Antonio Pacheco (June 4th, 1964, Palma Soriano, Santiago de Cuba)
He was known as the 'Captain of Captains'. He is the second player with more indisputables in National Series (2356) the fifth with more doubles (366), and the third with more batted runs (1304). He is the only Cuban player who has been in every international competition, from the Kids League to the Majors. With the main Cuban Selection he got seven titles in World Cups and two Olympic Games (Barcelona 1992 and Atlanta 1994).
Omar Linares (October 23rd, 1968, San Juan y Martínez, Pinar del Río)
El ''Niño'' Linares (''Kid'' Linares) is known as the most complete batter in Cuban Baseball after 1959. Among his sporting feats, the following must be highlighted: he is the historic batting leader in the National Series, with an average of 368. He won the batting title on six occasions in the Series. He is the third best when it comes to home-runs, with 404. He won five World Championships with the National Selection, two Olympic Games (1992,1996) and six Intercontinental Cups. After his retirement he played, for three seasons, with the Dragons of Chunichi in the Japanese League.

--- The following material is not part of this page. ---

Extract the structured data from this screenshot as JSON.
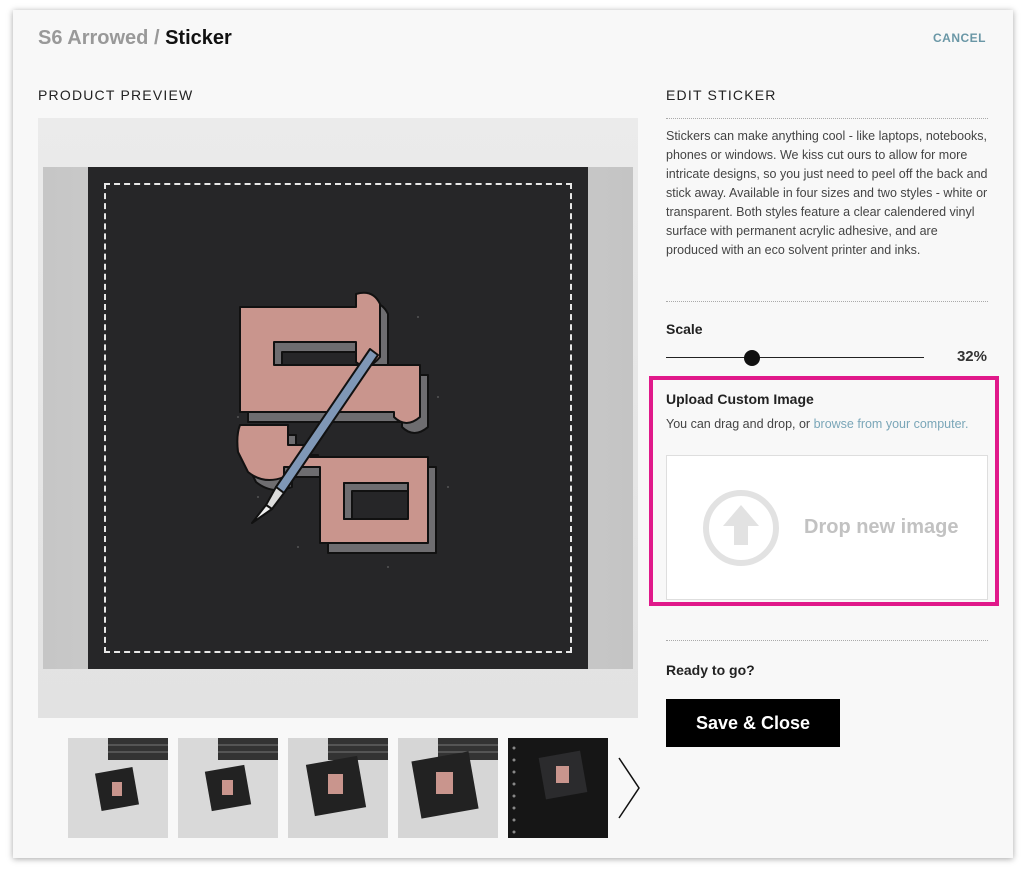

Silvio García (October 11th, 1914, Limonar - 1977, Matanzas)
He was an excellent shortstop. He batted and threw to the right. He made his first appearance in 1931 as an amateur player and that very same year he became a professional in the Cuban League. He played with the main clubs of the country (Havana, Almendares, Cienfuegos, Marianao and Santa Clara) In his 19 seasons in Cuba, he made an average of 282, he made 18 home-runs and 351 batted runs. He was also an outstanding pitcher. In 1946 he was one of the valued options to break the racial barrier in the Major Leagues. Besides, between 1940 and 1947 he was a big star in the Negro Leagues with the Cuban Stars and the New York Cubans; he also shone in the Mexican League and in the Provincial League in Canada.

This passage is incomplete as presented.